“Was it Planned?” – This question achieves nothing. People that did plan feel upset and wonder why you’d assume differently and people that didn’t plan feel like you’re undermining the love for their child. It’s not your business, you don’t need to know!
“When will you have another?” – Let’s just get this one out of my uterus first shall we?
“Are you allowed to eat that?” – Food guidelines change all the time, halfway through my pregnancy, I was told runny eggs are all good despite doctors previously warning me off them. Pregnant woman are well aware of what they can and can’t eat, you don’t have to remind them.
“Are you going to breastfeed?” – This can be quite a personal question, also it’s usually asked by the person you would never want to discuss your breasts with… like your gran.
“You’re not breastfeeding – oh but it’s so good for bonding!” – I have heard this so many times, right so I can only bond with my baby via breastfeeding? The 9 months he chilled out in my uterus mean nothing?
“Your bump is massive!” – All pregnant girls know they are pregnant, but sometimes the prospect of your growing body is scary… the word massive is never a welcome word.
“Your bump is so small” – Also to be completely hypocritical, we also want our babies to be growing and blooming. We want to look pregnant, not chubby, we get a complex when we are told our bump is little.

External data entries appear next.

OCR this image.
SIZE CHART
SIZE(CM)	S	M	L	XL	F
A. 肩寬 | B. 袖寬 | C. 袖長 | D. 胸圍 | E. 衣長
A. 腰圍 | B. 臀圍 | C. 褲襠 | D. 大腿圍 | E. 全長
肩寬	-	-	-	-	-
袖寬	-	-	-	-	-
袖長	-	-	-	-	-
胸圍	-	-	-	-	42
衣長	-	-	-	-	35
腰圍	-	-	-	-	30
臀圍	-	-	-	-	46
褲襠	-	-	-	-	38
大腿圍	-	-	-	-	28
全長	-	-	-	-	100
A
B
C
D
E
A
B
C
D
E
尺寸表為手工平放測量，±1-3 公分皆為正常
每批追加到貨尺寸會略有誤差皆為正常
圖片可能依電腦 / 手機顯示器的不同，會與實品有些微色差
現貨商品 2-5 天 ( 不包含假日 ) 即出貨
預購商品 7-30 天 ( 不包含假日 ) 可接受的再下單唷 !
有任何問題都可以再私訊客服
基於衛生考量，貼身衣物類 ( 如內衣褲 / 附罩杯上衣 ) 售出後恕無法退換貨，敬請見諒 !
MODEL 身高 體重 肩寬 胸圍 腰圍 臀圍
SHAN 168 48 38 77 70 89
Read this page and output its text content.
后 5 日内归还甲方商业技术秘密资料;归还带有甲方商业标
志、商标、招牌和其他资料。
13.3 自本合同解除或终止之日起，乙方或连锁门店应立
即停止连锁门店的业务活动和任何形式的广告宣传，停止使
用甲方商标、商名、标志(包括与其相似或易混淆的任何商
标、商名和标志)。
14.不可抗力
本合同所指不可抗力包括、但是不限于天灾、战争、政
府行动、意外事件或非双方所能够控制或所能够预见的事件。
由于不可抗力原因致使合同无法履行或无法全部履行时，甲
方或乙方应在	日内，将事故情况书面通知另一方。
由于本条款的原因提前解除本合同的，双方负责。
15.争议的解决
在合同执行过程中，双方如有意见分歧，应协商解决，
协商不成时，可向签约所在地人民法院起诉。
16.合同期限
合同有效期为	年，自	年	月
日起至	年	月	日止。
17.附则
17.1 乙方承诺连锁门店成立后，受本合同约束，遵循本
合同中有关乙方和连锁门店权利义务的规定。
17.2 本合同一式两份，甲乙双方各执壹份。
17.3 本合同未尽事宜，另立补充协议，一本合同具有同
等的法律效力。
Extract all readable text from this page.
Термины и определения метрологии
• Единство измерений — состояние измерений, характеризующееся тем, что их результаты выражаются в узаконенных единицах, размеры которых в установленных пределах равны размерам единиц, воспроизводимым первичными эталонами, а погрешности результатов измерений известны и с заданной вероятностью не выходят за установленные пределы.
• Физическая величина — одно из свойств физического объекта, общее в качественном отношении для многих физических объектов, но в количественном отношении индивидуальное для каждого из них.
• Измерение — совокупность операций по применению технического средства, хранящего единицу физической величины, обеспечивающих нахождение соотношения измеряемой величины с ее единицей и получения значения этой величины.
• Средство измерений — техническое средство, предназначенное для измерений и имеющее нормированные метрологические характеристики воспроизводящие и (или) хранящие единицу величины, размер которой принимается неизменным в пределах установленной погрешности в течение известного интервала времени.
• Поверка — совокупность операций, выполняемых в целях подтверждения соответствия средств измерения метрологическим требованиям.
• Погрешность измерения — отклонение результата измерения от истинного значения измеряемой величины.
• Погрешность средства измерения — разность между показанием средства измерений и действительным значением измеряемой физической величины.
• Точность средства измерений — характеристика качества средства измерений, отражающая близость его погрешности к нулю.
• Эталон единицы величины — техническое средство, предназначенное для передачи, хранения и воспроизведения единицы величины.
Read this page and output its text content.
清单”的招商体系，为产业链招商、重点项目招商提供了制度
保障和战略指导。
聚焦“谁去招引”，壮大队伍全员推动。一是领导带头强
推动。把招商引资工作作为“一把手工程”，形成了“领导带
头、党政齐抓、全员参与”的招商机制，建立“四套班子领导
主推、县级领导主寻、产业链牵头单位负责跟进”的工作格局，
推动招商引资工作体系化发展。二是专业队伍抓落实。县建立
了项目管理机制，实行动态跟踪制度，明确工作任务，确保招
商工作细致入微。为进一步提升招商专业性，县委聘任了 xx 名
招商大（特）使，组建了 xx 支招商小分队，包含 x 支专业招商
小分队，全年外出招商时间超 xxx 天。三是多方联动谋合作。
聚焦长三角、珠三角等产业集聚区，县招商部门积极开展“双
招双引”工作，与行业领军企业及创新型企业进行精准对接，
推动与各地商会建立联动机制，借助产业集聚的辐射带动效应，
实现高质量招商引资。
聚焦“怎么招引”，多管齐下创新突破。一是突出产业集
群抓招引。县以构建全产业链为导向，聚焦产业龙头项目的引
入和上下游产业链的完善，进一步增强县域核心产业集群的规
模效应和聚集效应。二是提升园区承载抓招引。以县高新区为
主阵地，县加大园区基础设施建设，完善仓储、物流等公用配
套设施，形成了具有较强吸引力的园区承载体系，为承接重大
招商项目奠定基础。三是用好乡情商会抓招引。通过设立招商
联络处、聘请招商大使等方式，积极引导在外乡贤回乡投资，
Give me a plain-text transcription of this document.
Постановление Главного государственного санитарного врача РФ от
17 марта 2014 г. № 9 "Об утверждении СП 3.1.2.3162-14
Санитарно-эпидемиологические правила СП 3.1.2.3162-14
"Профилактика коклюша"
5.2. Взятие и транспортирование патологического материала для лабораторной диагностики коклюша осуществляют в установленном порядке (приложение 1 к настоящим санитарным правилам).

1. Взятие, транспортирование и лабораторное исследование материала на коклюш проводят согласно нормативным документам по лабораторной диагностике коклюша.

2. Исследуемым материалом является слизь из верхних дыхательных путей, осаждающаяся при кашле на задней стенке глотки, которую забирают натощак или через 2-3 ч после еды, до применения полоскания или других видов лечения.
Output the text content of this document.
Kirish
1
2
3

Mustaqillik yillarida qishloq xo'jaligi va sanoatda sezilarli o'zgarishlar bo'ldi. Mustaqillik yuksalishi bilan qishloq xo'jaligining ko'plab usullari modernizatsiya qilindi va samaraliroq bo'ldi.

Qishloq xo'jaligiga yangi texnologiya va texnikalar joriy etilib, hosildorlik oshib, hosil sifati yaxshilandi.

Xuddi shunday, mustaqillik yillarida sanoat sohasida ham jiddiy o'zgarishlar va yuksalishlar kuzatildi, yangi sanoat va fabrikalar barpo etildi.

“Make sure you get some sleep now!” – Pregnancy throws pelvic girdle pain, SPD, insomnia, over-heating, vivid dreams as well as many other dramas at you… sleep gets compromised. I was told this five times after a terrible night of hip and pelvis pain that meant I got 3-hours sleep, it’s clear I wasn’t getting sleep.
“Labour is horrible” – I was under no false pretence that it was a walk in the park, but I don’t need reminding…
“You don’t know what you’ve let yourself in for” – Right – I made this baby and I am over-joyed… there is nothing more disheartening than people telling you how you either won’t cope or that you have no idea what to expect. Like obviously no I don’t, but I will learn.
“Life stops now” – Cheers. What good is that advice to anyone??
“What gender would you prefer?” – Again, what does this achieve? There is nothing I can do to change this outcome?
“You eat loads” – Yes… I am feeding a child’s growth and powering my body to do so. I might need an extra bit of food to help that along.
“You’ve got ages left” – Someone said this to me when I was feeling rubbish and uncomfortable at 38 weeks, they delivered that stark reminder that I could still have up to 4 weeks left… again, I KNOW THIS, I don’t need your reminder and what good has it achieved?
“Aren’t you worried eating so much rubbish when pregnant? I wouldn’t do that” – Good for you. Someone said this to me after I felt dizzy and had bought a coke. They started reading out the “chemicals” I was feeding my baby. My response “I’m sure at some point in his life he’ll drink cola… let’s start him early”
“You’ve had the longest pregnancy ever!” – Nope, the same amount of time as everyone else’s.
“Oh, I’m not sure on that name” – That’s alright, it’s not your baby.
“Oh, you’re returning to work?” – Yes, this is a super sensitive subject for a lot of mums and they will have insecurities about it, they don’t need to go through those insecurities with you.
“Are you scared of labour?” – A watermelon coming out of my privates? Nah – fine about it.
“November birthday, that’s mean for the poor child” – Sorry about that!
“Is your partner excited?” – What his baby? Nah.
“Is your mum excited?” – For her first grandchild? Nah, she’s dreading it.
“How much weight have you gained?” – Would you ask this if I wasn’t pregnant? No? Probably still not the time.
“Your vagina will never look the same!” – Great.